You may also group these methods according to their mathematical branches such as algebraic, probabilistic, or geometric.

You may collect them as to their deterministic, statistical sampling methods and probabilistic characters.

You may differentiate the methods as belonging to categorical, ordinal, discrete or continuous measurements.

You may wish to investigate the methods as parametric, non parametric, distribution free population or normally distributed.

You may separate them on their representation forms such as verbal, graphical, pictorial, or in table.

You may discriminate them on heuristic, observational, or experimental scientific values.

You may bundle these methods on qualitative or quantitative values.

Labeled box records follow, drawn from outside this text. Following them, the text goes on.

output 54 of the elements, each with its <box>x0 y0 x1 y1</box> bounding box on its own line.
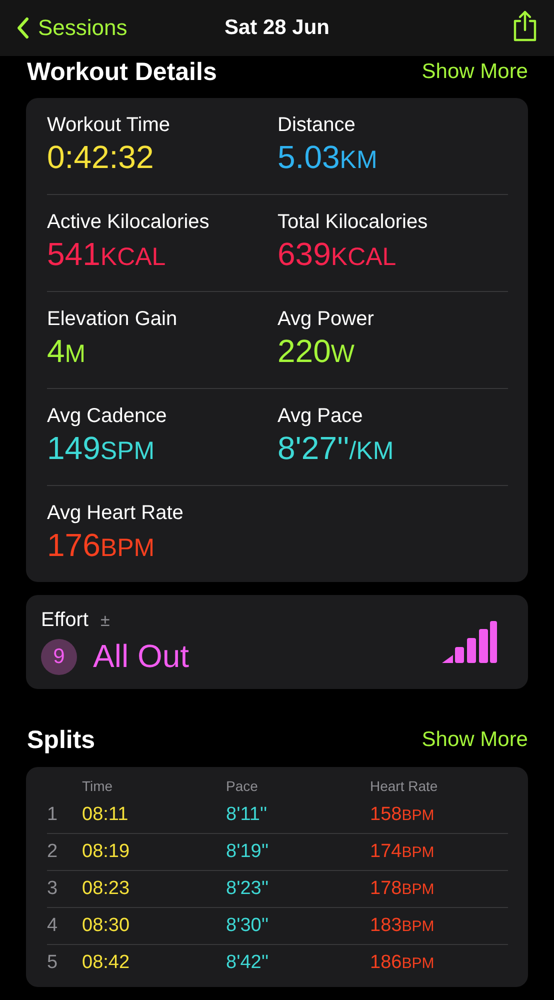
split-number: 2 <box>47 841 59 863</box>
metric-label: Distance <box>278 114 356 137</box>
effort-label: Effort <box>41 609 88 632</box>
show-more-link[interactable]: Show More <box>422 60 528 84</box>
split-pace: 8'30'' <box>226 915 270 937</box>
metric-label: Avg Heart Rate <box>47 502 184 525</box>
split-time: 08:42 <box>82 952 131 974</box>
metric-value: 5.03KM <box>278 139 378 176</box>
metric-value: 639KCAL <box>278 236 396 273</box>
metric-label: Elevation Gain <box>47 308 178 331</box>
metric-label: Workout Time <box>47 114 170 137</box>
section-title: Splits <box>27 726 96 754</box>
metric-label: Avg Power <box>278 308 374 331</box>
metric-value: 8'27''/KM <box>278 430 394 467</box>
split-time: 08:30 <box>82 915 131 937</box>
split-heart-rate: 174BPM <box>370 841 436 863</box>
back-button[interactable]: Sessions <box>16 15 128 41</box>
split-heart-rate: 158BPM <box>370 804 436 826</box>
split-number: 1 <box>47 804 59 826</box>
adjust-symbol[interactable]: ± <box>100 610 110 630</box>
column-header: Time <box>82 778 114 794</box>
effort-bars-icon <box>440 619 498 665</box>
split-time: 08:11 <box>82 804 130 826</box>
split-heart-rate: 178BPM <box>370 878 436 900</box>
split-time: 08:19 <box>82 841 131 863</box>
effort-rating: All Out <box>93 638 190 675</box>
split-pace: 8'11'' <box>226 804 268 826</box>
metric-value: 0:42:32 <box>47 139 154 176</box>
column-header: Heart Rate <box>370 778 439 794</box>
split-heart-rate: 186BPM <box>370 952 436 974</box>
metric-label: Active Kilocalories <box>47 211 210 234</box>
metric-label: Avg Pace <box>278 405 363 428</box>
metric-value: 4M <box>47 333 86 370</box>
metric-value: 176BPM <box>47 527 155 564</box>
split-heart-rate: 183BPM <box>370 915 436 937</box>
split-pace: 8'19'' <box>226 841 270 863</box>
chevron-left-icon <box>16 16 30 40</box>
metric-value: 541KCAL <box>47 236 166 273</box>
split-number: 3 <box>47 878 59 900</box>
share-icon[interactable] <box>512 10 538 42</box>
split-time: 08:23 <box>82 878 131 900</box>
metric-value: 149SPM <box>47 430 155 467</box>
column-header: Pace <box>226 778 259 794</box>
section-title: Workout Details <box>27 58 217 86</box>
split-number: 4 <box>47 915 59 937</box>
split-pace: 8'23'' <box>226 878 270 900</box>
metric-value: 220W <box>278 333 354 370</box>
metric-label: Avg Cadence <box>47 405 167 428</box>
split-number: 5 <box>47 952 59 974</box>
effort-score-badge: 9 <box>41 638 77 674</box>
metric-label: Total Kilocalories <box>278 211 428 234</box>
split-pace: 8'42'' <box>226 952 270 974</box>
date-title: Sat 28 Jun <box>224 16 330 40</box>
show-more-link[interactable]: Show More <box>422 728 528 752</box>
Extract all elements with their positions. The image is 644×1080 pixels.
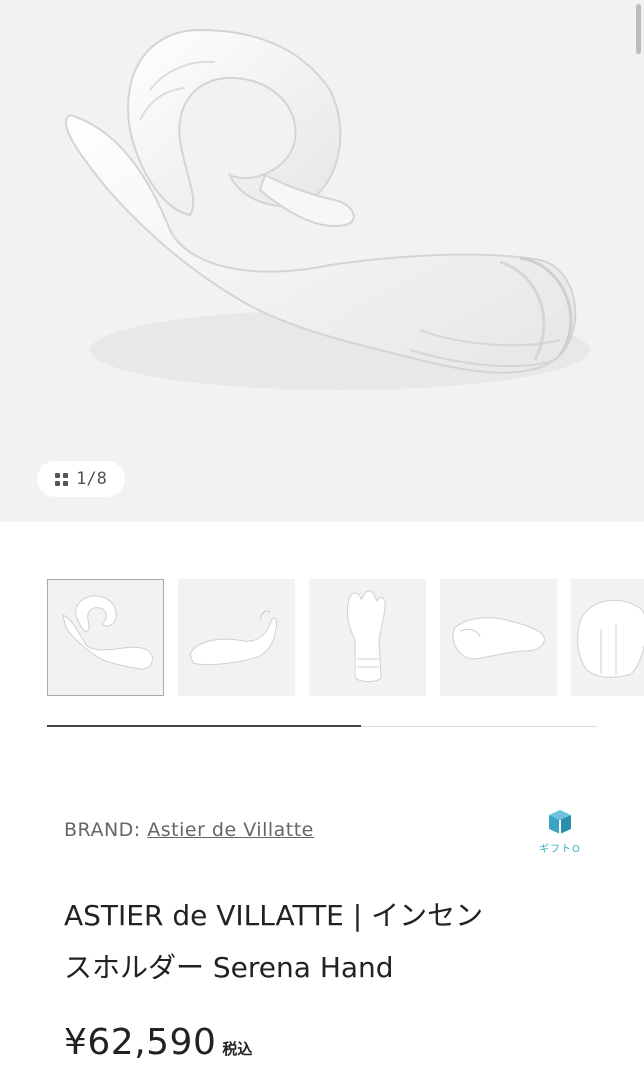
thumbnail-image [189, 610, 277, 666]
thumbnail-strip[interactable] [47, 579, 644, 697]
product-title: ASTIER de VILLATTE | インセン スホルダー Serena H… [64, 890, 584, 994]
product-title-line-2: スホルダー Serena Hand [64, 951, 394, 984]
thumbnail-image [452, 617, 545, 660]
gallery-progress-bar [47, 725, 597, 727]
price-amount: ¥62,590 [64, 1022, 217, 1063]
grid-icon [55, 472, 69, 486]
brand-label: BRAND: [64, 819, 141, 841]
tax-label: 税込 [222, 1040, 253, 1058]
scrollbar[interactable] [636, 4, 641, 54]
thumbnail-4[interactable] [440, 579, 557, 696]
thumbnail-5[interactable] [571, 579, 644, 696]
hand-sculpture-image [65, 28, 590, 390]
price-row: ¥62,590 税込 [64, 1022, 252, 1063]
image-counter[interactable]: 1/8 [37, 461, 125, 497]
product-title-line-1: ASTIER de VILLATTE | インセン [64, 899, 484, 932]
thumbnail-1[interactable] [47, 579, 164, 696]
brand-row: BRAND: Astier de Villatte [64, 819, 314, 841]
thumbnail-3[interactable] [309, 579, 426, 696]
thumbnail-image [577, 599, 644, 678]
thumbnail-image [62, 595, 153, 670]
thumbnail-image [346, 590, 386, 682]
brand-link[interactable]: Astier de Villatte [147, 819, 314, 841]
gallery-progress-fill [47, 725, 361, 727]
thumbnail-2[interactable] [178, 579, 295, 696]
gift-label: ギフトO [539, 844, 581, 855]
gift-button[interactable]: ギフトO [532, 808, 588, 855]
product-image[interactable]: 1/8 [0, 0, 644, 522]
gift-box-icon [549, 810, 571, 834]
image-counter-text: 1/8 [76, 469, 107, 489]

You may as well separate them on their historical values or modern techniques based on newer technologies.

You may select them as to their state of the art methods such as ancient methods that new information and new paradigms have refuted their validity or recently developed.

You may define the methods as those digitally or analytically amenable for solving problems.

You may choose to draw several lists of those methods that are economically sounds, esoteric, or just plainly fuzzy sounding.

You may opt to differentiate these methods on requiring high level of mathematical reasoning that are out of your capability and those that can be comprehended through persistent efforts.

You could as well sort them according to which ones fit nicely into the courses that you have already taken, but failed to recollect that they were indeed methods worth acquiring for your career.

You may use any of these taxonomies to answer an optional exam question with no guarantees that you might get a substantial grade.

It would be interesting to collect statistics on how often these methods are being used, by whom, for what rational and by which line of business and by which universities.

It would be interesting to translate these methods into Arabic, Chinese, Japanese, Hindu, or Russian.